In a recent, wide-ranging, interview with the Financial Times, John Pullinger, the chair of the Electoral Commission, expressed concerns about the government’s voter ID scheme and the threat to the Commission’s independence contained in the Elections Act, along with political finance loopholes.
Echoing many of the points we have made, Pullinger highlighted that the voter ID rules disproportionately affect some groups of people, making it easier for some people to vote than others.
Over 14,000 people were turned away due to voter ID
The Electoral Commission’s figures show that at least 14,000 people were prevented from casting their vote at last year’s local elections due to a lack of required ID. “The proportion was significantly higher among disabled people, unemployed people and some other groups,” said Pullinger.
There is now a very real risk we could see a far greater number turned away at the General Election, where those who are traditionally less engaged come out to vote. The Government should at the very least expand the types of ID permitted ahead of the next election.
This is a point that Pullinger agreed with, suggesting the government widen the list of accepted forms of ID. During the passage of the bill we highlighted all the opportunities the government had to make the Bill less damaging. Pullinger highlighted attempts to broaden the list and how the government rejected them “I think readers will need to draw their own judgment about that” he told the Financial Times.
Widening the list would be an easy way to reduce the number of people rejected. But, ultimately, we would urge them to scrap this unnecessary and disproportionate policy altogether. Otherwise, we could see thousands of people turned away from casting their vote in a General Election, which would risk causing serious damage to trust in our democratic process.
Ministers setting the Electoral Commission’s strategy
The same legislation that brought in voter ID also ended the Electoral Commission’s strategy and policy independence. Ministers now write a strategy and policy statement on what they believe the commission’s priorities should be.
A strategy written by ministers of one party, voted through parliament by MPs of that party, does not seem like a strong basis for independence.
“We think this is a bad provision and should be repealed” Pullinger said, before making the clear assertion that “A statement of guidance is incompatible with the idea of an independent body”.
Campaign finance reform ignored
It’s not just the laws that have been passed that concerned the Electoral Commission, it’s the ones that haven’t been even looked at. We have long suffered from campaign finance regulations with glaring loopholes.
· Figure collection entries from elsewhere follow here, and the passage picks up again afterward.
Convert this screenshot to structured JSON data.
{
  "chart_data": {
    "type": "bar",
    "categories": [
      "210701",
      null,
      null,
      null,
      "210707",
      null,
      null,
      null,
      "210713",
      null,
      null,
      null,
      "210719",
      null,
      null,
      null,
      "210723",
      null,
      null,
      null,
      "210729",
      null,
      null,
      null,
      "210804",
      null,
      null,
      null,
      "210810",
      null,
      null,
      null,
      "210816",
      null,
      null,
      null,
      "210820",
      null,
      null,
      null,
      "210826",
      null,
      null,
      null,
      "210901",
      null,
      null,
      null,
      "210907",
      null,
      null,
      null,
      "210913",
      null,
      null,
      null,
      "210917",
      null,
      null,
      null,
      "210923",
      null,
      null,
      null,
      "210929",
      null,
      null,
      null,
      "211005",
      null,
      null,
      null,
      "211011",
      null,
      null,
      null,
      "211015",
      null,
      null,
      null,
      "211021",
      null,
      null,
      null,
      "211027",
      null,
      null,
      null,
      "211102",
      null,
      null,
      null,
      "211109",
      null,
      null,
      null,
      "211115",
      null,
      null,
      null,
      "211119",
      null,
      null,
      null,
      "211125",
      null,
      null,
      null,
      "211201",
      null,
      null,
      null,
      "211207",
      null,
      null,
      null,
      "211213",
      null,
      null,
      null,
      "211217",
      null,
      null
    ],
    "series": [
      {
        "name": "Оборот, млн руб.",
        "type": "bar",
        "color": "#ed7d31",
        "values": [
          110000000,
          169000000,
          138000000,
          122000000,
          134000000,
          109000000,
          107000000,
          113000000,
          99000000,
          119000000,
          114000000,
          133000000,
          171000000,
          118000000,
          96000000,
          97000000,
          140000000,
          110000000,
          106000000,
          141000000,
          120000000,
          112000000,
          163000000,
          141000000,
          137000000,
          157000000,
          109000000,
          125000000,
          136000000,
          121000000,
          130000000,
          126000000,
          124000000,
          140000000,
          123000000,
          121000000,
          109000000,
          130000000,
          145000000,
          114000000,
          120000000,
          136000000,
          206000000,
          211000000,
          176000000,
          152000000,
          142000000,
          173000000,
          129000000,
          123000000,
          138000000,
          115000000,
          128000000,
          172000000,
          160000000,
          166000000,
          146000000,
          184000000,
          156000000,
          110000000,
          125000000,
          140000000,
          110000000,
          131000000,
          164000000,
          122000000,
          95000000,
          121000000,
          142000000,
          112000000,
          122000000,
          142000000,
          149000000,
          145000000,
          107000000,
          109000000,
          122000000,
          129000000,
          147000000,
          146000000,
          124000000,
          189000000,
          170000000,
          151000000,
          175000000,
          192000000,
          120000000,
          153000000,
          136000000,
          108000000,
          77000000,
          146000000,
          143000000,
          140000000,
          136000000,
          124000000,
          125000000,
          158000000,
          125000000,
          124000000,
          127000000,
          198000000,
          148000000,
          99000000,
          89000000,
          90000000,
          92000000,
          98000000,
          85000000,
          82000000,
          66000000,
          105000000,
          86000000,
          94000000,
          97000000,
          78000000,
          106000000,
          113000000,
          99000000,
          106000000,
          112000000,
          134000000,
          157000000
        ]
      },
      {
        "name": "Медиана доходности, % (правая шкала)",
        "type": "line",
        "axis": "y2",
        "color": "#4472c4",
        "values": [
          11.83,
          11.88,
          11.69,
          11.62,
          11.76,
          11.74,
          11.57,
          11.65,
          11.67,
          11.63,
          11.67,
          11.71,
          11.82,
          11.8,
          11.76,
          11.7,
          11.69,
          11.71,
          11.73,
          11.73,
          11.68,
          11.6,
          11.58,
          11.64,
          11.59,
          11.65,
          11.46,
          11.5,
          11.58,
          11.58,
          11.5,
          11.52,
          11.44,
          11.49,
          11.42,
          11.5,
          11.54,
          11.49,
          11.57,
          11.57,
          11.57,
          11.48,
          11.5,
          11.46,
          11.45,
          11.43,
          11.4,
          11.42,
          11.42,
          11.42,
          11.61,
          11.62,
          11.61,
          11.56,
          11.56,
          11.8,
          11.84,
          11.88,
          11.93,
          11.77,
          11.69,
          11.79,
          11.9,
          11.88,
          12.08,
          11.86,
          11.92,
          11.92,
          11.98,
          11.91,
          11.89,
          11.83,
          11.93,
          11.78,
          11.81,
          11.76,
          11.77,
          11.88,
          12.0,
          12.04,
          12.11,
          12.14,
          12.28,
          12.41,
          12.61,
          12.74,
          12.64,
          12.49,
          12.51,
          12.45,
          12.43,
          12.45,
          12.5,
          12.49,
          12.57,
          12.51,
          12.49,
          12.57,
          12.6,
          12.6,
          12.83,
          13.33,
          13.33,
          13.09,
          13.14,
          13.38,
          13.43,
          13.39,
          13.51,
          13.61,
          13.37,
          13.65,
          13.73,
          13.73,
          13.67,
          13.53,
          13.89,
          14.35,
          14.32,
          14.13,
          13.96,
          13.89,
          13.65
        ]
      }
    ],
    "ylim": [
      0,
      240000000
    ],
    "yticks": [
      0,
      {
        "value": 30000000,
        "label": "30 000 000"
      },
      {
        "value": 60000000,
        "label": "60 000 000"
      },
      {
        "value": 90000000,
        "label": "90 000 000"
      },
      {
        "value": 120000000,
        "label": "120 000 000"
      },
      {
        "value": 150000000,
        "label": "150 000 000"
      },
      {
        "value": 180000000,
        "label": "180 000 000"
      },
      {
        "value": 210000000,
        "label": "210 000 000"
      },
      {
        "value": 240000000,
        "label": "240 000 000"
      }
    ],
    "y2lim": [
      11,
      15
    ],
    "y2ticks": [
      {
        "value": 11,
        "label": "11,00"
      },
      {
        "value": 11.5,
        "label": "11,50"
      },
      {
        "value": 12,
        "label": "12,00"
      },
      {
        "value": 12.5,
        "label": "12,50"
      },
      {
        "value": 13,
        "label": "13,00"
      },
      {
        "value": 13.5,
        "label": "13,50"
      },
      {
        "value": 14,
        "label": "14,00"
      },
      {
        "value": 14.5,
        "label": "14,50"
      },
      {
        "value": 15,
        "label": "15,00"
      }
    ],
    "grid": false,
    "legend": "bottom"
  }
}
The fact that political parties aren’t subject to the same anti-money laundering regulations as businesses was described in the interview as a “troubling anomaly”, while the fact that companies registered in the UK can donate more than they make in the UK was also criticised.
Whilst making it harder to vote and reducing the independence of the Electoral Commission, the government is also ignoring the ways that dodgy money can flow into the whole system. This is an approach that is entirely head over tail – we should be building barriers to suspicious money, not the ballot box.